STEM is not a new topic of discussion. For years, we have been talking about the STEM fields and their importance to student success. Unfortunately, many of these discussions have been disconnected from the students themselves. Just look at the 2015 STEM Index and other recent surveys (including ERCA’s annual survey), and one sees that while STEM awareness may increase, today’s students just don’t see how it is relevant to them, their educational pursuits, and their futures.
Those connections – the linkages between the STEM demands of our economy and the STEM interests of our students – should be a top priority. Every parent needs to know what STEM disciplines interest their kids, and how those interests can be steered into postsecondary and career goals. And every teacher should know how to identify student STEM interests and how to encourage and cultivate them.
To help this process, ERCA recently established a new research consortium to ensure a strong national discussion among parents, educators, and counselors on STEM career pathways. Destination Imagination (DI), the National Girls Collaborative (NGC), and the National Alliance for Partnerships in Equity (NAPE) are ERCA’s partners in this effort.
This consortium will work collaboratively to explore students’ aspirations toward a range of STEM careers and some of the influences on those aspirations. Feedback from students will also be compared and contrasted with trends and opportunities in STEM careers. DI, NGC, NAPE, and ERCA have agreed to a multi-year engagement that will help use the data to better prepare students for their careers ahead.

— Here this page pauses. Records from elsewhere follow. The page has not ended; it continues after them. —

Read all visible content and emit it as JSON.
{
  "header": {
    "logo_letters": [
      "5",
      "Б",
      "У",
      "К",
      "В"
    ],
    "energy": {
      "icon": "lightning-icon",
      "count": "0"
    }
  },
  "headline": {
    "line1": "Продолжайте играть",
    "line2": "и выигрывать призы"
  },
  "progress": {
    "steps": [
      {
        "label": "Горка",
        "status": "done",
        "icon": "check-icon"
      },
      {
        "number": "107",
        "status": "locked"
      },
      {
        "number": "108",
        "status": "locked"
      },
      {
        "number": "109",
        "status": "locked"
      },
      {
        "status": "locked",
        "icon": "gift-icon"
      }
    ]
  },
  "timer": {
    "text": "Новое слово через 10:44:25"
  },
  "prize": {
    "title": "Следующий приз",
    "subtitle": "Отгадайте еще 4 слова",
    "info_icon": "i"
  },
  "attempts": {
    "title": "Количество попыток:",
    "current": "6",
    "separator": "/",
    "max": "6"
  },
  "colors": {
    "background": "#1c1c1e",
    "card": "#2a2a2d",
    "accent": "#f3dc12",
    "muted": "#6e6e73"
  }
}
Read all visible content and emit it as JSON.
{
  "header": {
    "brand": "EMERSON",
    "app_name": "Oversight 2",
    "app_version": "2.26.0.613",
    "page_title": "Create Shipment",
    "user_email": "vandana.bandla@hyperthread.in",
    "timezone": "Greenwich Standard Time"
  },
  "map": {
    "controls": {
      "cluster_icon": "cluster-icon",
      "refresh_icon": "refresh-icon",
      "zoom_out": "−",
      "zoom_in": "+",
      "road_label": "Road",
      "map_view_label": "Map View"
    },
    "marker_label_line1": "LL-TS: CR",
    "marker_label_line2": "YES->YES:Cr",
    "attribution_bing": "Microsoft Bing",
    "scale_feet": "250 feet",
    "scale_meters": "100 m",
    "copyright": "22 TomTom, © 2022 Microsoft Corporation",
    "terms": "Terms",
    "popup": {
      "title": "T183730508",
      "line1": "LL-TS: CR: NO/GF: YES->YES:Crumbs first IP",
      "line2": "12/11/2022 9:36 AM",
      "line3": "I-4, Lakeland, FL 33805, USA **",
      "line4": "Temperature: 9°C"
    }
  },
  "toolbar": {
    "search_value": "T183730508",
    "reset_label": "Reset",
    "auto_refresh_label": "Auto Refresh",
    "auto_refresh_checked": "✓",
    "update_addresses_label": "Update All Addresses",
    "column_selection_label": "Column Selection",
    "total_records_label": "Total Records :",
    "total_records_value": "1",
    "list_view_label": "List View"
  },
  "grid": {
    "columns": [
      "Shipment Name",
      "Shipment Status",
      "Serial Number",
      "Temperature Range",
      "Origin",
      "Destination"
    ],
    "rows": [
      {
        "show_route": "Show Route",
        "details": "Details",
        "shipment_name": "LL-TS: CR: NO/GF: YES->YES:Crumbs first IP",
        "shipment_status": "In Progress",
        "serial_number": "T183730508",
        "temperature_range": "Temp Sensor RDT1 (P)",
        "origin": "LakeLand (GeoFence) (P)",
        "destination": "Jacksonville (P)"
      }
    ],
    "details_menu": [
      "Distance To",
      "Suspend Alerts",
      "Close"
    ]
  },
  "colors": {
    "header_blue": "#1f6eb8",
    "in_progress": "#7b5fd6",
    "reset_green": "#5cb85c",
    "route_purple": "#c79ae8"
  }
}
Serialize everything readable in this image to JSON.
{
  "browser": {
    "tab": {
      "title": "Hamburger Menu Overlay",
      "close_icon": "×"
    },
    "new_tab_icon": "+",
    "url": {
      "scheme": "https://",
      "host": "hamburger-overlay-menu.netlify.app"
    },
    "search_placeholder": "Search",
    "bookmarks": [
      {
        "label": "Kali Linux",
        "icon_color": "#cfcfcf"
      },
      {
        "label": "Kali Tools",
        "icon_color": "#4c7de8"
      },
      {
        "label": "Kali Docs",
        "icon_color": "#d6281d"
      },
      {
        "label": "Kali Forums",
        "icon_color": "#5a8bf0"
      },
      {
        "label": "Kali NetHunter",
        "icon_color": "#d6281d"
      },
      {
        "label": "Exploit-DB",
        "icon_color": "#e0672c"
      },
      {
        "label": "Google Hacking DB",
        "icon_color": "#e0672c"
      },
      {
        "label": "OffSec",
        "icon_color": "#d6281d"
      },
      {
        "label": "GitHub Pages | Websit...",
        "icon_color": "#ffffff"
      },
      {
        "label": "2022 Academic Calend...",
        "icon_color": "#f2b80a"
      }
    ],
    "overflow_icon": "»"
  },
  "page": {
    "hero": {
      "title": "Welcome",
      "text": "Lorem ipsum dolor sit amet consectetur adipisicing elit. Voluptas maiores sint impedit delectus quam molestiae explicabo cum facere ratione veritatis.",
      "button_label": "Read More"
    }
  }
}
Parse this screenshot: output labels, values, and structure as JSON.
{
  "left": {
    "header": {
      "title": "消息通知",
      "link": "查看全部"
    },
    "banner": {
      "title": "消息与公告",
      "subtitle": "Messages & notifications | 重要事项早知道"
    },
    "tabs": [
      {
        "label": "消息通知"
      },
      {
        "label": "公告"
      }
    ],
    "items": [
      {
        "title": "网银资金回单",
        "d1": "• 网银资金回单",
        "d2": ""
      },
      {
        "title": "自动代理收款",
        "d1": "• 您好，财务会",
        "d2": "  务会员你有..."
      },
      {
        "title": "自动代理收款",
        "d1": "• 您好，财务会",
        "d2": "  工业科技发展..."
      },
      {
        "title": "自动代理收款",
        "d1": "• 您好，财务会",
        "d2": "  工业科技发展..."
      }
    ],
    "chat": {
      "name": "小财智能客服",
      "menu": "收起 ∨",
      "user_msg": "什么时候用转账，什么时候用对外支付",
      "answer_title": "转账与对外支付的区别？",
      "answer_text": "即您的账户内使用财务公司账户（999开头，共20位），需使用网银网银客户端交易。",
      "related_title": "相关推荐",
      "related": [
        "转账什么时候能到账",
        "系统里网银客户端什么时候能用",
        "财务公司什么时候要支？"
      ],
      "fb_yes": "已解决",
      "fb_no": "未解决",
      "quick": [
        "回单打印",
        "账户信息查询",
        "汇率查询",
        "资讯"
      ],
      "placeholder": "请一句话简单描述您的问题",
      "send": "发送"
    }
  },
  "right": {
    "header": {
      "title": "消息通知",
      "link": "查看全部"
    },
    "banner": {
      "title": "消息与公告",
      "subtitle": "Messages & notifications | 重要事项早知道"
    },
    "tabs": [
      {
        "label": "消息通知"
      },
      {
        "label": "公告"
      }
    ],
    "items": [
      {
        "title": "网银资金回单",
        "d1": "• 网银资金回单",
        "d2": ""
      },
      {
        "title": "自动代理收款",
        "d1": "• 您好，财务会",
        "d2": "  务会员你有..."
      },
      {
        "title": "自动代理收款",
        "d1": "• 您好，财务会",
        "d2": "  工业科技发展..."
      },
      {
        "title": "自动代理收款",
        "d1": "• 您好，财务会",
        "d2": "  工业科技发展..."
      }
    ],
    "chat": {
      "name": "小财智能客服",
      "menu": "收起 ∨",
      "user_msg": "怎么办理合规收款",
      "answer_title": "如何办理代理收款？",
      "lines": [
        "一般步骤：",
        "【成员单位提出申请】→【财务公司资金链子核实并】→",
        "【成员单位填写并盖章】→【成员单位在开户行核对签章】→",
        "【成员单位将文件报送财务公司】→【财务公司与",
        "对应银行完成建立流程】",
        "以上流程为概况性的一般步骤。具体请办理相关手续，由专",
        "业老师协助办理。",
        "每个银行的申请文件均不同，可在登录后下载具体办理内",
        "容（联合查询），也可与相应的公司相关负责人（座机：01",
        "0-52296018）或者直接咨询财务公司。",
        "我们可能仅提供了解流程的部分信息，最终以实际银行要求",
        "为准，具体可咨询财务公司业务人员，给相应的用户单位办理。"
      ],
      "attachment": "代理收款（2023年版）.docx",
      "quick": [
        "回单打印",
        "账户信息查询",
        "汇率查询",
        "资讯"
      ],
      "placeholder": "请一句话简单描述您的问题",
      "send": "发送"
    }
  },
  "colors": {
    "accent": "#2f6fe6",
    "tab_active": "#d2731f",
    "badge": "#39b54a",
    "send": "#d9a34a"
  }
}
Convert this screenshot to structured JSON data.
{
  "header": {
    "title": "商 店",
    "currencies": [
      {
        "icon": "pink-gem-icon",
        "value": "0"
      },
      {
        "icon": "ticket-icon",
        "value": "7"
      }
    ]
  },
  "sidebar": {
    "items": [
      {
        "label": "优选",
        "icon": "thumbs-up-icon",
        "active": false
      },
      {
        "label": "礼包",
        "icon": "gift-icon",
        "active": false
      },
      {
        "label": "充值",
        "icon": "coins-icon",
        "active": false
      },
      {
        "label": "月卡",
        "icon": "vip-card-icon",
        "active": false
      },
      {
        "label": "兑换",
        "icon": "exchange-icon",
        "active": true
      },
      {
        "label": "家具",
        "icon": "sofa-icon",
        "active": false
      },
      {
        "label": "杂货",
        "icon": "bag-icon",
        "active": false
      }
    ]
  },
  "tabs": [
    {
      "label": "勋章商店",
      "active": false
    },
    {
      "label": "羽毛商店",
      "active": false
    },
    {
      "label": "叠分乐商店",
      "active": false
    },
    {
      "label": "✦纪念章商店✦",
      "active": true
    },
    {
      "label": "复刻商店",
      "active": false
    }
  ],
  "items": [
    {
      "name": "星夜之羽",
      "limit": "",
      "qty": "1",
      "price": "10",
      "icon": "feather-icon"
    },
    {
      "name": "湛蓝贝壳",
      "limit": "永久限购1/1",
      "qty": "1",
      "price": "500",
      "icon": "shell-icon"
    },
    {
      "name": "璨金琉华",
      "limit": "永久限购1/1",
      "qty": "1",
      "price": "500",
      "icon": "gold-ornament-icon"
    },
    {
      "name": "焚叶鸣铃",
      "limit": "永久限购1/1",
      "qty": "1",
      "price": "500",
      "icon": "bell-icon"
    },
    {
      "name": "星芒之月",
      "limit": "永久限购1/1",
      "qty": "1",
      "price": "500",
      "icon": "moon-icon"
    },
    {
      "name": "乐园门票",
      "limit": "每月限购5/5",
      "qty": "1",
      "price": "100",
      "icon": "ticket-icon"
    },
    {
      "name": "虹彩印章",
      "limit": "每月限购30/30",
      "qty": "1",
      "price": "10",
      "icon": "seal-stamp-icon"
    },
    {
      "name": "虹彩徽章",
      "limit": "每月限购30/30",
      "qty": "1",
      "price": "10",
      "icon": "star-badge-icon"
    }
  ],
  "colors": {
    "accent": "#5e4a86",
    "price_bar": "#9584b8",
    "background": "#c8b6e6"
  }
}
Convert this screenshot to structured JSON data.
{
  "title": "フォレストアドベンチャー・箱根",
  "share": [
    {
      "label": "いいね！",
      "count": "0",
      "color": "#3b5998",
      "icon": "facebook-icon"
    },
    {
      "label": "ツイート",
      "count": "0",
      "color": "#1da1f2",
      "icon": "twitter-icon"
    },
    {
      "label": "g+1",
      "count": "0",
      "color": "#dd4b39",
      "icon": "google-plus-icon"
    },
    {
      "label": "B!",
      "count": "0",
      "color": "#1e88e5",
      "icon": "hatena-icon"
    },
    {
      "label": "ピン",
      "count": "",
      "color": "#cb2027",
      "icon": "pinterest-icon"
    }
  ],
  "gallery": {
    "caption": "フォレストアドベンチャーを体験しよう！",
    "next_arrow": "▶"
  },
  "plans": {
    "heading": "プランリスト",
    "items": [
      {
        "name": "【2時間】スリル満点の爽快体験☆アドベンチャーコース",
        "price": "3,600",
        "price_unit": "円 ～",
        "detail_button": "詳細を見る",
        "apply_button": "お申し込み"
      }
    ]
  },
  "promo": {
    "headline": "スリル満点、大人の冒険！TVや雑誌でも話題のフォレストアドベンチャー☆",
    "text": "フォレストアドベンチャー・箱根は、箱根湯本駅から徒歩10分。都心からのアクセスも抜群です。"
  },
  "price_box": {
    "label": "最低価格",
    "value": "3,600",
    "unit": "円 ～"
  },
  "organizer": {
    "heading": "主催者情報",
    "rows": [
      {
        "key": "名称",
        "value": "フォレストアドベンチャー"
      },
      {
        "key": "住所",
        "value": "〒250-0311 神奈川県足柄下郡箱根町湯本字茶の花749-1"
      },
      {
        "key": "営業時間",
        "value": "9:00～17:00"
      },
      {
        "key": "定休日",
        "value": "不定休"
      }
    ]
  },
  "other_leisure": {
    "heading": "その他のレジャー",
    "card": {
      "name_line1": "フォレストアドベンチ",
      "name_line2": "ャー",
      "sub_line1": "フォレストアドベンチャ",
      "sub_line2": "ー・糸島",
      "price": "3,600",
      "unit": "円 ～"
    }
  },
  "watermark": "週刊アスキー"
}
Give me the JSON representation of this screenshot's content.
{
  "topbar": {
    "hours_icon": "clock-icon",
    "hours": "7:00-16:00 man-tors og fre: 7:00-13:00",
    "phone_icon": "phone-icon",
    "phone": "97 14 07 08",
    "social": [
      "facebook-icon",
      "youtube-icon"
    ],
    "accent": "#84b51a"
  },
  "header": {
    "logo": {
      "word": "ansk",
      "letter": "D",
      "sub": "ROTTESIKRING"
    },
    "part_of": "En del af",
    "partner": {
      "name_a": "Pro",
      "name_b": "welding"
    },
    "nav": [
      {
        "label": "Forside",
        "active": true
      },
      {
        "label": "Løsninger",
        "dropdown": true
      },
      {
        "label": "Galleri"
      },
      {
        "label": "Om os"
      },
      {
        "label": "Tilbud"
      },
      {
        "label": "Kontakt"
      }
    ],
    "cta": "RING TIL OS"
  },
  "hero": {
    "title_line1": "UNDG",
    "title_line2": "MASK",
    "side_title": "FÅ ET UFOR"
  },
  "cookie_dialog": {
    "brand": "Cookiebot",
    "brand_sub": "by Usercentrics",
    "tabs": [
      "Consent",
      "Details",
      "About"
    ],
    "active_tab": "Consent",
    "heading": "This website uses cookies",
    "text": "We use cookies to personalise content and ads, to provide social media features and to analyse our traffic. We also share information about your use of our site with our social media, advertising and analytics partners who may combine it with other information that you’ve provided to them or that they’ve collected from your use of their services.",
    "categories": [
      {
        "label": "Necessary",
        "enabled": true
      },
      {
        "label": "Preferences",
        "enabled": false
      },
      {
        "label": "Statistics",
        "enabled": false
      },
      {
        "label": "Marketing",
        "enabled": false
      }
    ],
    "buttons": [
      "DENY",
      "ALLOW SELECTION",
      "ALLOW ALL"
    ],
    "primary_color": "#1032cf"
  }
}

As NAPE CEO Mimi Lufkin noted at the launch of the consortium, “Increasing equity in STEM and producing a skilled workforce prepared to meet the challenges of today’s high-skill, high-tech career opportunities is of paramount importance on both the education and economic fronts. NAPE’s goal in partnering in the research consortium is to provide educators with the tools they need to increase students’ interest in pursuing and completing a STEM program or STEM-related CTE pathway. Critical to the success of this effort is ensuring equal access to STEM programs for each and every student, especially for traditionally underrepresented students, such as female students, students of color, and students with disabilities.”